Instead, I am grading each plant on two different scales of 1 to 6: 1 being no growth activity, and 6 being a mature stage. One scale is for vegetative growth; i.e., leaves, and the other scale is for reproductive growth: flowers or cones. Each classification is clearly defined; for example, vegetative 4 is "unfolding leaves" and vegetative 5 is "leaves unfolded, less than 75% full size". There are 16 different sites that we visit, in a variety of habitat types: north slopes, south slopes, old-growth, new growth, 3,000 feet, and 5,000 feet. An interesting idea, based off of previous work in these woods, is that micro-climate may have a profound affect upon phenology. In an attempt to factor that variable into the experiment, each site has a temperature and photoperiod sensor, and all of the study plants are located within 30 meter radius of that sensor. At each site, there are about 50 individually tagged and numbered plants. Some of the studied plants include the little yellow violet, Douglas fir, vine maple, rhododendron, and trillium. The species to be studied have been chosen for their relative ubiquity among sites, their ease of studying, their supposed importance to the forest, and their time range of growth activity. For instance, Snowqueen blooms very early, allowing a measure taken in April to be more than just all 1's ("no bud activity"). Vine maple is found at almost every site. And Oregon grape, which was used in the study last year, has been dropped because of its seemingly random flower activity.
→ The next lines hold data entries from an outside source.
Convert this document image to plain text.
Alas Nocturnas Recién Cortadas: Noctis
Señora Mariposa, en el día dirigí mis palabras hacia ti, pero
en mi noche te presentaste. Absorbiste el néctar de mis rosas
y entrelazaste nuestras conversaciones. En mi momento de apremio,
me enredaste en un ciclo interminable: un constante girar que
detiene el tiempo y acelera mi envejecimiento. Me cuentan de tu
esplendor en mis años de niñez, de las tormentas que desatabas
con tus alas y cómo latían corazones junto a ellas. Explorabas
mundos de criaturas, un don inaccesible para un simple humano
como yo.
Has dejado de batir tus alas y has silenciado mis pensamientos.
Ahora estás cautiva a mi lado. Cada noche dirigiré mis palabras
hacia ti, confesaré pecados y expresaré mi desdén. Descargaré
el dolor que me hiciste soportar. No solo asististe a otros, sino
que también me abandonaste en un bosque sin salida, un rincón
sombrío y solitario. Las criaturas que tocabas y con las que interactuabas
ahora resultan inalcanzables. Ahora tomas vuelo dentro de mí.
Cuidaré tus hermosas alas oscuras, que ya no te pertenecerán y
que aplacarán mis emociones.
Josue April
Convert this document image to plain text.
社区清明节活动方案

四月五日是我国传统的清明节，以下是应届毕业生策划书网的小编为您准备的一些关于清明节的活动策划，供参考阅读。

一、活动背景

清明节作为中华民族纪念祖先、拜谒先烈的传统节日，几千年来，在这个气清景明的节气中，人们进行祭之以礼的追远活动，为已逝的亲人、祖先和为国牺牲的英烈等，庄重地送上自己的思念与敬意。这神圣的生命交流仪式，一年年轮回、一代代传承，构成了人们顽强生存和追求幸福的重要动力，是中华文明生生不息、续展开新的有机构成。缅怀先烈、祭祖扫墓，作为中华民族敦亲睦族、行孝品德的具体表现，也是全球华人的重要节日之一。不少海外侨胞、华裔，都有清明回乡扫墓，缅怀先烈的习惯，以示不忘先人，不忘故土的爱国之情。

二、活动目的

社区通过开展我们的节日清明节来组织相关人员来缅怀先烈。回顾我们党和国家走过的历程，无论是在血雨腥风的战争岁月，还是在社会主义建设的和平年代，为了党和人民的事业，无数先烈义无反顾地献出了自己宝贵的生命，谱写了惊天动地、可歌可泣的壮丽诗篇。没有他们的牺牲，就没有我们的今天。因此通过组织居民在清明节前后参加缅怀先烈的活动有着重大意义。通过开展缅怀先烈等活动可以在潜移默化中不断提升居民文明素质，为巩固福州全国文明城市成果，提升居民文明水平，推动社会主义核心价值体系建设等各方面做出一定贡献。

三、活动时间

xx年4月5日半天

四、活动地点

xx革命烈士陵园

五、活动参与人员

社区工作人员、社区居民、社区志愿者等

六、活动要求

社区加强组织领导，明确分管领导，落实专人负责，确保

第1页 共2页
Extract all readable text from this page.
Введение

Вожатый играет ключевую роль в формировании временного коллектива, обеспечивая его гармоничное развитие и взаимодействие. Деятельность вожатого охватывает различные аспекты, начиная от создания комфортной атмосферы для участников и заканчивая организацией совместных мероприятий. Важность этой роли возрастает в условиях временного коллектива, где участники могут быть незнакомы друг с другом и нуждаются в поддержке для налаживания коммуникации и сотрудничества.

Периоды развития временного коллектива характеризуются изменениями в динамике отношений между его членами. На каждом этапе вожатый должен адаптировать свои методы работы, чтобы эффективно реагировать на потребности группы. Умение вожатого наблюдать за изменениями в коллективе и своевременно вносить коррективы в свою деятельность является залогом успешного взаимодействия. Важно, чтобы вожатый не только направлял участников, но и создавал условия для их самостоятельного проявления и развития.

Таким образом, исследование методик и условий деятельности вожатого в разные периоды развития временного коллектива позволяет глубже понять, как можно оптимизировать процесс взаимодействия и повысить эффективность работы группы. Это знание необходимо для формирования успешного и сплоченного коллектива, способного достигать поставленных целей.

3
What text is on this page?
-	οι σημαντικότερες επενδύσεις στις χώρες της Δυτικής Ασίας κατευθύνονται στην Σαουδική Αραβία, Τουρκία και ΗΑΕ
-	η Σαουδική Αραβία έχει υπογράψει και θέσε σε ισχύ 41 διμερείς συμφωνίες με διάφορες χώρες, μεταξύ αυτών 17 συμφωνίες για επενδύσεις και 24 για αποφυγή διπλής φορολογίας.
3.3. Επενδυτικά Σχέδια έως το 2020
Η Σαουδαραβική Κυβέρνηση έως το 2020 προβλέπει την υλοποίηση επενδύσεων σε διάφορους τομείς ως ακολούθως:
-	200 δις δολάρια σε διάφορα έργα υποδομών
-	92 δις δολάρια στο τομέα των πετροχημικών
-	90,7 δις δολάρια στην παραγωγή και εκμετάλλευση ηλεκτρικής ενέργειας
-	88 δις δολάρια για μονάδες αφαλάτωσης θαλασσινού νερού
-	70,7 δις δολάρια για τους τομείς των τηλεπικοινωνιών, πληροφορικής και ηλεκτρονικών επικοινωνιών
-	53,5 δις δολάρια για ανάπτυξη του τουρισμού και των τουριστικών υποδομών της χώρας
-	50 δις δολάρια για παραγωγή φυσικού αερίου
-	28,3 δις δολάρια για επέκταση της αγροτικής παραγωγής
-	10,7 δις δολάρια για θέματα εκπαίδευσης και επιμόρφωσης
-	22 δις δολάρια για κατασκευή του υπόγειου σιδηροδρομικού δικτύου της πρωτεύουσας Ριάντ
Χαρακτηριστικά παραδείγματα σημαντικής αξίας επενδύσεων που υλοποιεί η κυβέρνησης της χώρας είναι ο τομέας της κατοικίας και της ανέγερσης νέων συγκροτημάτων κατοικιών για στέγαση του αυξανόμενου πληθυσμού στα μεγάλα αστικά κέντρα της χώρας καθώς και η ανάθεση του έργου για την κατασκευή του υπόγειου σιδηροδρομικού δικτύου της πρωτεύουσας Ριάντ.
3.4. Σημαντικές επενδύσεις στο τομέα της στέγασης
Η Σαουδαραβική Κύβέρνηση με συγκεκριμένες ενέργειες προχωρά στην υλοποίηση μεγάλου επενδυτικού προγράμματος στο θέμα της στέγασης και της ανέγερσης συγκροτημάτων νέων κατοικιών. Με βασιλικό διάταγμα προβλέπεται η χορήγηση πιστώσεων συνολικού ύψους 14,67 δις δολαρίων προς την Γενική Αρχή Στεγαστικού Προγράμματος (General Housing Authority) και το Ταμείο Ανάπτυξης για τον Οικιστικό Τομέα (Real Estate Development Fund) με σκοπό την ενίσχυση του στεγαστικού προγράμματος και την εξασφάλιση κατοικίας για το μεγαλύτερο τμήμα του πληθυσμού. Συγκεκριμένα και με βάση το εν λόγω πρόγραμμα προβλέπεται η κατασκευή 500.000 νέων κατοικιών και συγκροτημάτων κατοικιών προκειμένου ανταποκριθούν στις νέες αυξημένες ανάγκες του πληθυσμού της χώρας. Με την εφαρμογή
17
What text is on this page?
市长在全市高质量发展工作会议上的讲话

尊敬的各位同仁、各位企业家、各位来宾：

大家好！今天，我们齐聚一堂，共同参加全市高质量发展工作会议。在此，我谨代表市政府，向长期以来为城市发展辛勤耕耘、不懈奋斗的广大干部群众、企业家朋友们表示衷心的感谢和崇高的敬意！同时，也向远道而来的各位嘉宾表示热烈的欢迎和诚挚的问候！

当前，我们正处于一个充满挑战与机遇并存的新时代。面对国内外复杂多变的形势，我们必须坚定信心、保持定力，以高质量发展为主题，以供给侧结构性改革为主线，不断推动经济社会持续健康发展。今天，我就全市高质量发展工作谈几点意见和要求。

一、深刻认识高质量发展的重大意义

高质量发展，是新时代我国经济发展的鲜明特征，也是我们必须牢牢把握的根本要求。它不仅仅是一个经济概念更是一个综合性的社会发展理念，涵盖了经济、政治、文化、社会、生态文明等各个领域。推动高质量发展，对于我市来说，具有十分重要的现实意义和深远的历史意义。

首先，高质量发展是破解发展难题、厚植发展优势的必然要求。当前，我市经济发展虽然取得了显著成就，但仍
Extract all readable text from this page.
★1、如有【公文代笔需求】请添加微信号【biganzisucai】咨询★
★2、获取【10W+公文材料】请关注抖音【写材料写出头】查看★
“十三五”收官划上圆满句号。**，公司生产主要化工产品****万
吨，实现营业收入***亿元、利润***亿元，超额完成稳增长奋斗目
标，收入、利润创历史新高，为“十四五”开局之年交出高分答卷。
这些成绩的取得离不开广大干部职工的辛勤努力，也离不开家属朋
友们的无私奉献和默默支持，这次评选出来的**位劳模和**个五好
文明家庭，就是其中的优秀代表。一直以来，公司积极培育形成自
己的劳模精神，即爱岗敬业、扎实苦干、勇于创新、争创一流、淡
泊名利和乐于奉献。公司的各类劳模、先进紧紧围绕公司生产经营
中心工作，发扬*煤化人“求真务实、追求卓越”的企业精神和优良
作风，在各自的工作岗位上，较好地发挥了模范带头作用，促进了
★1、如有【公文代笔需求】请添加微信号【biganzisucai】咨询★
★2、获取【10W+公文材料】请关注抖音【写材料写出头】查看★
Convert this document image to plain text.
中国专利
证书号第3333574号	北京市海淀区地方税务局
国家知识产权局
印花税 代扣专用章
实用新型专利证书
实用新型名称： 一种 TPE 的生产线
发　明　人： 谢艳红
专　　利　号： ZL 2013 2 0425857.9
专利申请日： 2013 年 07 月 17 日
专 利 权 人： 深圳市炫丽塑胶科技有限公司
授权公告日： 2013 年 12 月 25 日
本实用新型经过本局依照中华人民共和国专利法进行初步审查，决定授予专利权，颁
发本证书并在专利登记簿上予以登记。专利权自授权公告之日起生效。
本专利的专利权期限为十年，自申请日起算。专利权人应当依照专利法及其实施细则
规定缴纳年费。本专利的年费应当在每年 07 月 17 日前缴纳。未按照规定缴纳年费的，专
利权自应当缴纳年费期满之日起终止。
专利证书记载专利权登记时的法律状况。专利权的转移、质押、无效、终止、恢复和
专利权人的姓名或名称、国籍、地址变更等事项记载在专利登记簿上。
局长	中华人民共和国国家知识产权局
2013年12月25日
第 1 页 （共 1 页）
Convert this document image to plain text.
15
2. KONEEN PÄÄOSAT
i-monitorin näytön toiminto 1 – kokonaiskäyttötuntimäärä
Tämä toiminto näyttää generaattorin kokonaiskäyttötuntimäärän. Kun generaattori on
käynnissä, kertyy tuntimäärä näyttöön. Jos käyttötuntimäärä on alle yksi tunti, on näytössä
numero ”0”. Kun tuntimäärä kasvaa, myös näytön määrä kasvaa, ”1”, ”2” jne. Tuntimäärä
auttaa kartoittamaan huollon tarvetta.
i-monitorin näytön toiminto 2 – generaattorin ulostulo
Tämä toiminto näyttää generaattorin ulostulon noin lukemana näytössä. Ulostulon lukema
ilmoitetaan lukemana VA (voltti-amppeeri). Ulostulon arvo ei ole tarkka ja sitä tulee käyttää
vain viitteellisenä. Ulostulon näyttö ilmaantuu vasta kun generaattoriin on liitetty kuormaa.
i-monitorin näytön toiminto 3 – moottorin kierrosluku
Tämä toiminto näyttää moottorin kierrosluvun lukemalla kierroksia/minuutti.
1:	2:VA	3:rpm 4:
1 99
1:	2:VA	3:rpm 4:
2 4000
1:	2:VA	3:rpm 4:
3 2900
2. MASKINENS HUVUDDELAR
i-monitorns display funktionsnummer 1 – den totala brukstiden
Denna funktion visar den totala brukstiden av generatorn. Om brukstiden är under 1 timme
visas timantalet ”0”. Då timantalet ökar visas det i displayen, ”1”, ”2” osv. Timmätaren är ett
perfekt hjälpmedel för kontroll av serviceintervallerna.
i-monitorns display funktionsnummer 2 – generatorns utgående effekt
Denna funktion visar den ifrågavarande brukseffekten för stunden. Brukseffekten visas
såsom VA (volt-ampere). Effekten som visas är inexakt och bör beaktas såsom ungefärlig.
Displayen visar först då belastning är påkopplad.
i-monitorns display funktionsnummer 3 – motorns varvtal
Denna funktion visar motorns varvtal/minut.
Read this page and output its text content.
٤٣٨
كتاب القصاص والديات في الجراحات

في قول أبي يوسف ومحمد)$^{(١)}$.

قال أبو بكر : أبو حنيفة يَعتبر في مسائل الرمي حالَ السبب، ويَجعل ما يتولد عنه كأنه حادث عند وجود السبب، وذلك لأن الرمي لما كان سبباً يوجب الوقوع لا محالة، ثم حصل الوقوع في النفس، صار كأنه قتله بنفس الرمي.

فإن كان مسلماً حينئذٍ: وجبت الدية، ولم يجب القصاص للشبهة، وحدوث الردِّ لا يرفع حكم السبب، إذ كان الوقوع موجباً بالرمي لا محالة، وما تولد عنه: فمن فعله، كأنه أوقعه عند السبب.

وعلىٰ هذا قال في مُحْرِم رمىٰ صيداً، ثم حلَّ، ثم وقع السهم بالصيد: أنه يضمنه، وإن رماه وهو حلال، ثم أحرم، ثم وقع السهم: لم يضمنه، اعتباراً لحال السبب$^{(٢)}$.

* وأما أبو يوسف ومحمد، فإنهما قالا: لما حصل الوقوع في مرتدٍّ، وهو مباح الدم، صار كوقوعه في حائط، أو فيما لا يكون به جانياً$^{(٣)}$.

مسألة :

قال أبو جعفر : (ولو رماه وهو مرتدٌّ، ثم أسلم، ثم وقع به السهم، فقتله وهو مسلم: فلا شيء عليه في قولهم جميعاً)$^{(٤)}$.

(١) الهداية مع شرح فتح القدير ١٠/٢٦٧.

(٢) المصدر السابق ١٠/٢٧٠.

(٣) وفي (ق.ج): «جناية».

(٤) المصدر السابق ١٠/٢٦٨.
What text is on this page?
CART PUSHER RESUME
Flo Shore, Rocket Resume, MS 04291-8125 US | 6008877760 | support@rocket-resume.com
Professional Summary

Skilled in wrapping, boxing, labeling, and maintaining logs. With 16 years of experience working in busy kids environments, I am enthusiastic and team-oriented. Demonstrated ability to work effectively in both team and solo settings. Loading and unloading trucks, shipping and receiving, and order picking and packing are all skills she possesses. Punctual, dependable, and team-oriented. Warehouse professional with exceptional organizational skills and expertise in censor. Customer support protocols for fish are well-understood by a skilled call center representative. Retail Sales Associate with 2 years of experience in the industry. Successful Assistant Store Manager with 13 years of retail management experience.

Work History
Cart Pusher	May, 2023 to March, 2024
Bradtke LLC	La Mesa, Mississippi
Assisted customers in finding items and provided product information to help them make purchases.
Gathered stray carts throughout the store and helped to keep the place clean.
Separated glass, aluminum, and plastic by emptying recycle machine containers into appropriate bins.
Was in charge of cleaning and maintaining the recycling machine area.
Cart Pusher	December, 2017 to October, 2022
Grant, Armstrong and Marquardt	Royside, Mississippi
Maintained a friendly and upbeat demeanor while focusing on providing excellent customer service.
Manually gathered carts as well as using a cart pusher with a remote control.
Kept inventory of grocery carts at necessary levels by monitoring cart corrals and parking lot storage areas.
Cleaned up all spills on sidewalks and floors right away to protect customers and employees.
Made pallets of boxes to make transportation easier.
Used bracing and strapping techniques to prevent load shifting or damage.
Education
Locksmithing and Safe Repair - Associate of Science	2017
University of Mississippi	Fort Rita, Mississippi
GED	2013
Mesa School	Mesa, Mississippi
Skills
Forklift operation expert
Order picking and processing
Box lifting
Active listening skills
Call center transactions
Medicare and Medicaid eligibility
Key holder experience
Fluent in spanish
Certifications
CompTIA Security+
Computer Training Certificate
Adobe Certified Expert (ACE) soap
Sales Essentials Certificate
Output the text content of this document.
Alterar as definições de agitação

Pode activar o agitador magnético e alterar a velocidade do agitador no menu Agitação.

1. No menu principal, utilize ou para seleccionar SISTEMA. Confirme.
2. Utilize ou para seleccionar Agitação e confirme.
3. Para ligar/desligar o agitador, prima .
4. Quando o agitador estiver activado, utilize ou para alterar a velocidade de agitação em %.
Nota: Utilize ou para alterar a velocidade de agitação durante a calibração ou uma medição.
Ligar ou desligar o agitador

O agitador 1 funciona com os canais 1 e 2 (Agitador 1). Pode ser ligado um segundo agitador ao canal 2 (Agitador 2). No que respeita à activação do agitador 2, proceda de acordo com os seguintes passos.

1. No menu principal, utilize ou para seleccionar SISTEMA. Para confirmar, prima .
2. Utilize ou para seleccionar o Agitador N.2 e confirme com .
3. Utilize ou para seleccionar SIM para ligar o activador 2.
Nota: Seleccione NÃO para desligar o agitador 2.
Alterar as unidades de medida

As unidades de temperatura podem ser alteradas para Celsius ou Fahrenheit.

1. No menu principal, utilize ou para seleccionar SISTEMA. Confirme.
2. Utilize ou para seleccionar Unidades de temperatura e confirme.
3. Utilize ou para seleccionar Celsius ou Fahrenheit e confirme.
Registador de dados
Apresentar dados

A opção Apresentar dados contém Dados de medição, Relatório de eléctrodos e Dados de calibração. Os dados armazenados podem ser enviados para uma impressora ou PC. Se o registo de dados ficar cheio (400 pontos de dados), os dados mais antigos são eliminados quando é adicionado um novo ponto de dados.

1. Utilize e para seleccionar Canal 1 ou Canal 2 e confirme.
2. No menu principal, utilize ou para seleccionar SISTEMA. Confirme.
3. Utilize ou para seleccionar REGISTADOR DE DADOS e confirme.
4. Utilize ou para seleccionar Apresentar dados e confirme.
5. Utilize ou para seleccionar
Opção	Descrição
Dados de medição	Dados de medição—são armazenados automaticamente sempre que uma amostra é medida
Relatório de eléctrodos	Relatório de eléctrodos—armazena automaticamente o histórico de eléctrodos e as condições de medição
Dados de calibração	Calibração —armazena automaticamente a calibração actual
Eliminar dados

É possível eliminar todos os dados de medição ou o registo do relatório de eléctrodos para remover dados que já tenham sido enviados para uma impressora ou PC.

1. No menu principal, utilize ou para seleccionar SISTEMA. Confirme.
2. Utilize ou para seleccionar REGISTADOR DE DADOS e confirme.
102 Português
But the study of phenology is giving me something more than a page of numbers, even something more than the beginning of what is, hopefully, a long-term study. As I have been watching individual plants, visiting them at least once a week, making notes of their growth, I feel that I have become aware of a pattern of the forest that I have never truly understood, in two ways. The first is the timing - if you had asked me when maples put out their leaves, I would say, "springtime". But I would not have realized that Douglas fir put out pollen cones before new needles, or been able to tell you that trilliums turn purple before their petals wither. I would have no idea when huckleberries started flowering. The second is in details - I had never paid attention to the way that vine maple leaves emerge, first from their reddish buds, encased in a thin green sheath, and then, elongating, suddenly pop out of their stockings and spend several days unfolding to flatness.


This is movement in the plant world! Here I can see plants as never before; I am beginning to know their changes in an intimate way. The only other growth of a biological organism that I have really consciously observed is in a puppy. I realize that this is the sort of thing "real naturalists" always write about - Thoreau, Leopold, authors like Wallace Stegner and Ivan Doig, people who are somehow (so it always seemed to me) magically aware of this aspect of the living world around them. I had never known how to begin in my self-imposed naturalist studies - now, the mechanism has fallen into my lap and focused my yearning eyes. What was missing from my earlier attempts at phenology - though I wouldn't have known what to call it, before?



Above: vegetative buds of Douglas-fir, Pseudotsuga menziesii. The buds on the right are close to breaking open.

Many of the key attributes of the study can be simplified and applied to almost any backyard.

1. Identification of species
2. Comparison of different species
3. Note-taking

Those are the most important ideas, but there are a couple more that have helped me to really develop an understanding for what is going on throughout the area:

4. Comparison across elevation gradients
5. Multiple individuals of the same species

The future of these plants is entirely unknown to me, and I feel like I am unraveling a mystery - what will bud break look like? When will the flowers open? How will the rhododendron leaves unfold themselves? Only time will tell...
<>

Saturday, April 17, 2010

Welcome to the Woods!

Greetings, Readers!

This is Abner writing to you from deep in the Cascade Mountains. I have recently accepted a position here assisting with research, and I hope that as well as paying my bills, it will provide inspiration and insight into this small, yet vast, facet of the incredible ecosystem that we call Earth.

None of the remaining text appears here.